Abstract

The 2015 American Society of Echocardiography/European Association of Cardiovascular Imaging recommendations for chamber quantification suggest new abnormality threshold and severity partition values for left atrial (LA) volume that are equally valid for the biplane method of disk (MOD) summation and the area-length method (ALM). However, they have never been clinically validated. Thus, we compared the clinical and prognostic impact of LA volume assessed by MOD and ALM by using both the 2015 and 2005 abnormality thresholds. In a retrospective study of 467 patients with sinus rhythm and various cardiac conditions (median age 61years, 68% men), maximal LA volumes were measured with MOD and ALM. Patients were followed for 3.7±1.1years to record both all-cause mortality and cardiac death. Applying the 2015 cutoff values, 21% of patients with dilated LA according to the 2005 recommendations were reclassified as normal. Severity of LA dilatation was reclassified in 48% (222/467) patients. ALM provided significantly larger LA volumes than MOD (41 [32; 58] mL/m2 vs 39 [30; 55] mL/m2; P=.0150), reclassifying 18% (84/467) of patients. Patients who died had larger LA volumes measured with both MOD (57 [38; 77] mL/m2 vs 37 [30; 51] mL/m2; P<.0001) and ALM (58 [40; 82] mL/m2 vs 40 [32; 54] mL/m2; P<.0001). Regardless of the method used, LA volume was a significant factor associated with mortality, with both the 2015 and 2005 cutoff values providing similar prognostic power.
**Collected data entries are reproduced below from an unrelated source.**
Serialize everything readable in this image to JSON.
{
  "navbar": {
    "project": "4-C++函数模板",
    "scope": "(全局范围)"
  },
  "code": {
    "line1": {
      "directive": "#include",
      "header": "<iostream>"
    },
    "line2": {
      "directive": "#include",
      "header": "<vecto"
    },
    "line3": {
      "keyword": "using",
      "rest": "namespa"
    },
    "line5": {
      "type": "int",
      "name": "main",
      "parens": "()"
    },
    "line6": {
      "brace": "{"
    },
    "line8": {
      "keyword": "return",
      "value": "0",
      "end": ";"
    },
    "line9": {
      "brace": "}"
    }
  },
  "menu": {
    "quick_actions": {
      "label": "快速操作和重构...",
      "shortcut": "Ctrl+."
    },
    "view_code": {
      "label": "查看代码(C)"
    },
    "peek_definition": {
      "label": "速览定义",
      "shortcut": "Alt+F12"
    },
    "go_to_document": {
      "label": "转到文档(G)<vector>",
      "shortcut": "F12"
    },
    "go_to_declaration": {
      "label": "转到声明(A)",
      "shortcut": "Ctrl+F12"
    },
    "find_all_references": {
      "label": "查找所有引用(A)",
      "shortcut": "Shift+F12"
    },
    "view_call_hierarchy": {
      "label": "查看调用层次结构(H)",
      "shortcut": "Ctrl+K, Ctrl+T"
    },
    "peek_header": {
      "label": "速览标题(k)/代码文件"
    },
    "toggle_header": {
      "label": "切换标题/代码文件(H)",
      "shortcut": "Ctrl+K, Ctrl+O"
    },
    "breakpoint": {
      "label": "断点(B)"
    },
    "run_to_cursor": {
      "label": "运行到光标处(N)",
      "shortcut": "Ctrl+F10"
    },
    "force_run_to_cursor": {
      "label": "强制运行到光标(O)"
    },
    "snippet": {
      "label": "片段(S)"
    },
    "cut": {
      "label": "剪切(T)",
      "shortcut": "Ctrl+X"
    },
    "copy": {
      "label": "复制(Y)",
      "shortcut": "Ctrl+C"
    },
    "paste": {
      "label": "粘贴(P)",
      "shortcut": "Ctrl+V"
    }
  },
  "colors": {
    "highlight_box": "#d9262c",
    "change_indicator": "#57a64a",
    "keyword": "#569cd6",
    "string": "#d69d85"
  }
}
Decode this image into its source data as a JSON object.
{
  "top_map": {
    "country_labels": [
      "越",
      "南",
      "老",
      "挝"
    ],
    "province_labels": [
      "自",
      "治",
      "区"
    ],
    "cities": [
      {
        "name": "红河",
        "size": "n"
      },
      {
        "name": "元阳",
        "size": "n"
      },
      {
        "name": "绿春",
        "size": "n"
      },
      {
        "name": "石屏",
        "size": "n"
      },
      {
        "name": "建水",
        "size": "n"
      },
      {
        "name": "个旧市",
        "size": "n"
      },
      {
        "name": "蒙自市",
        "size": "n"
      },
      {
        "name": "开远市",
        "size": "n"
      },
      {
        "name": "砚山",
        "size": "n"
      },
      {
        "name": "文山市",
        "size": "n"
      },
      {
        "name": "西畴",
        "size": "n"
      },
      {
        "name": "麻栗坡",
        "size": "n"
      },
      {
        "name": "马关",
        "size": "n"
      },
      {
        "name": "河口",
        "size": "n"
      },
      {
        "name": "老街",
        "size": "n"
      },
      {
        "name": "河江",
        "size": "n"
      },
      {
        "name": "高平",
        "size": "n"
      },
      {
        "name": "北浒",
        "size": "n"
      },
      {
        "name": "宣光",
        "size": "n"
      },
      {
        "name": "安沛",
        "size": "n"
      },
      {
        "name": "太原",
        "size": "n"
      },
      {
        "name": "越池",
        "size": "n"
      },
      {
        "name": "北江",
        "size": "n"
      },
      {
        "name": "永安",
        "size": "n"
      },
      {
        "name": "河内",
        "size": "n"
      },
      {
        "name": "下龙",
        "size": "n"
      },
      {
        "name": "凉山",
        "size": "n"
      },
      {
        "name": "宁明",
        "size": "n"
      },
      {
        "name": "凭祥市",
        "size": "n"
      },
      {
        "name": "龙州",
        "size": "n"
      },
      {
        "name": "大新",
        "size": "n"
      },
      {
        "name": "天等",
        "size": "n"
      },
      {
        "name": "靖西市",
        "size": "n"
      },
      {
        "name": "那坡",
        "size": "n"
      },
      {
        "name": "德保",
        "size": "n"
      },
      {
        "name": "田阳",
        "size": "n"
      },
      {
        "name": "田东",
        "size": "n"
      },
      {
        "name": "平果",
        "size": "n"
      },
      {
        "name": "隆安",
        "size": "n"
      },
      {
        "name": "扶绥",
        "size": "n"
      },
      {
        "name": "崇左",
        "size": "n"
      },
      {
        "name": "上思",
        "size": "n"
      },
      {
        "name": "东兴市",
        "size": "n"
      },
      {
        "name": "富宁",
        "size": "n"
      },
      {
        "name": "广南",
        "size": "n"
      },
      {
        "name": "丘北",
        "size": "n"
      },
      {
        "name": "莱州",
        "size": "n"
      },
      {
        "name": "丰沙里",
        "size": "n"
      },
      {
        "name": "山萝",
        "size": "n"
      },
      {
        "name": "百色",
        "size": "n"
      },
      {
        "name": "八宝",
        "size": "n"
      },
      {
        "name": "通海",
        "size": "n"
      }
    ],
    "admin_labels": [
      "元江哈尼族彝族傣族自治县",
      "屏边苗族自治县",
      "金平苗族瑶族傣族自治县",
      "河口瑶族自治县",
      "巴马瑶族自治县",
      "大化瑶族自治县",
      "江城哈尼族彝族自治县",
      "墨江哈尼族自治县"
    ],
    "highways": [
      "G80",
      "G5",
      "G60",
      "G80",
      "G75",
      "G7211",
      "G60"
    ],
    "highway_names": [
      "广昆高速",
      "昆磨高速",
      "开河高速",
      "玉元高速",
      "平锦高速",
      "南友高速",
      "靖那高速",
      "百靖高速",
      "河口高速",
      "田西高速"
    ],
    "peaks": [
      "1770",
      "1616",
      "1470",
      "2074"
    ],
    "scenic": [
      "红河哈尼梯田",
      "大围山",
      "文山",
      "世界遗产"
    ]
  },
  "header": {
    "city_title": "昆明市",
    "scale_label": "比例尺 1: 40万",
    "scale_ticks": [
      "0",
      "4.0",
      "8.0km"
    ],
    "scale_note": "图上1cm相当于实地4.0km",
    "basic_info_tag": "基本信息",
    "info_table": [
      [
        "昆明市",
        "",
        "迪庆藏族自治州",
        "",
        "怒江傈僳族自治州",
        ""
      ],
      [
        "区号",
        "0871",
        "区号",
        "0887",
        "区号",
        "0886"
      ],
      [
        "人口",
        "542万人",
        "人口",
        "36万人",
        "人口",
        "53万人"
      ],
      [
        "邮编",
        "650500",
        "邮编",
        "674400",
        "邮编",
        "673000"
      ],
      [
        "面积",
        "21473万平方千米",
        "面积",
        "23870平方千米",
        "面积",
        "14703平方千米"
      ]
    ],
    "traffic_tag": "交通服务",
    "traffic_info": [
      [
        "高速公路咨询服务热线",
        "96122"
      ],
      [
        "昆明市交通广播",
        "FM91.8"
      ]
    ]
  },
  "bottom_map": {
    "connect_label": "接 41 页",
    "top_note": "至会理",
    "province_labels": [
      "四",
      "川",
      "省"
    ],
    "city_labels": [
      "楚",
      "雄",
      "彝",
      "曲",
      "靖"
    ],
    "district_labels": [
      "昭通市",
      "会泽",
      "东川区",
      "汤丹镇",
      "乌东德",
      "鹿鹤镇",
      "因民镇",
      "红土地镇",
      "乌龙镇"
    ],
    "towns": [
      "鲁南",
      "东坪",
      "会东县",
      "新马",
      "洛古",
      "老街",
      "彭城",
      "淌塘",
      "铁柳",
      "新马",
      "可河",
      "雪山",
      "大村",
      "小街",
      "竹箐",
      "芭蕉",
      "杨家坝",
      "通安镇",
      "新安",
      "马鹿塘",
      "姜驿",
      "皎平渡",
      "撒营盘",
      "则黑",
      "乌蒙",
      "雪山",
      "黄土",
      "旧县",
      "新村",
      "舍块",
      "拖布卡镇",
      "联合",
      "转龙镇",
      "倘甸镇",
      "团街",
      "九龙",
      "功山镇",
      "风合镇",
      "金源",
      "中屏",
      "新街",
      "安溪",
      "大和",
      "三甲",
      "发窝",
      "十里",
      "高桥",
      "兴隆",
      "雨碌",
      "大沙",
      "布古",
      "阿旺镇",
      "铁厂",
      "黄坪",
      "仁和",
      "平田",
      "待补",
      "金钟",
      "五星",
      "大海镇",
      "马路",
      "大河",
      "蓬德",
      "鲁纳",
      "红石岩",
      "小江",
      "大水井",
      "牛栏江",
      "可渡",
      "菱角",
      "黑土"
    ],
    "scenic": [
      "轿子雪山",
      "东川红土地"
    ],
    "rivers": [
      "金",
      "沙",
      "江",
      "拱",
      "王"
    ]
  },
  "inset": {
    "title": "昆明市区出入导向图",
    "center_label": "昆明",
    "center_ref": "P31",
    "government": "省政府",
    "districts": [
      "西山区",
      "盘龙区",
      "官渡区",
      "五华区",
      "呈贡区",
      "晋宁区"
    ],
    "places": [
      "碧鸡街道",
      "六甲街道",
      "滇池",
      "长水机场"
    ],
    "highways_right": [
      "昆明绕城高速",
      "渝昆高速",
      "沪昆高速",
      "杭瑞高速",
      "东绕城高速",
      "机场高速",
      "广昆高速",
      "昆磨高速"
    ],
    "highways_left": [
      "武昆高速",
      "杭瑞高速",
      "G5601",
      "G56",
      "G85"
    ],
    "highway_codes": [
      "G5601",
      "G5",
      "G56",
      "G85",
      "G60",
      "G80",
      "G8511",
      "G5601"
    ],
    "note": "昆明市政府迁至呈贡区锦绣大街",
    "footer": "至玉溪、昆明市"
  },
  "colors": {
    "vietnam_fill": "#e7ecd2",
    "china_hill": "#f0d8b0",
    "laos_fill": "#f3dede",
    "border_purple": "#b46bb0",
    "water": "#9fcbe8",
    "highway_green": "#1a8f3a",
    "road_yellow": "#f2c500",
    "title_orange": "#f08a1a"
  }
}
The use of 2015 partition values and different methods of LA volume measurement leads to significant changes in patients' clinical profiles. LA enlargement is an important prognostic indicator independent of cutoff values and methods used. Care should be taken to ensure consistent measurements and interpretation of two-dimensional echocardiography LA volume during patient follow-up.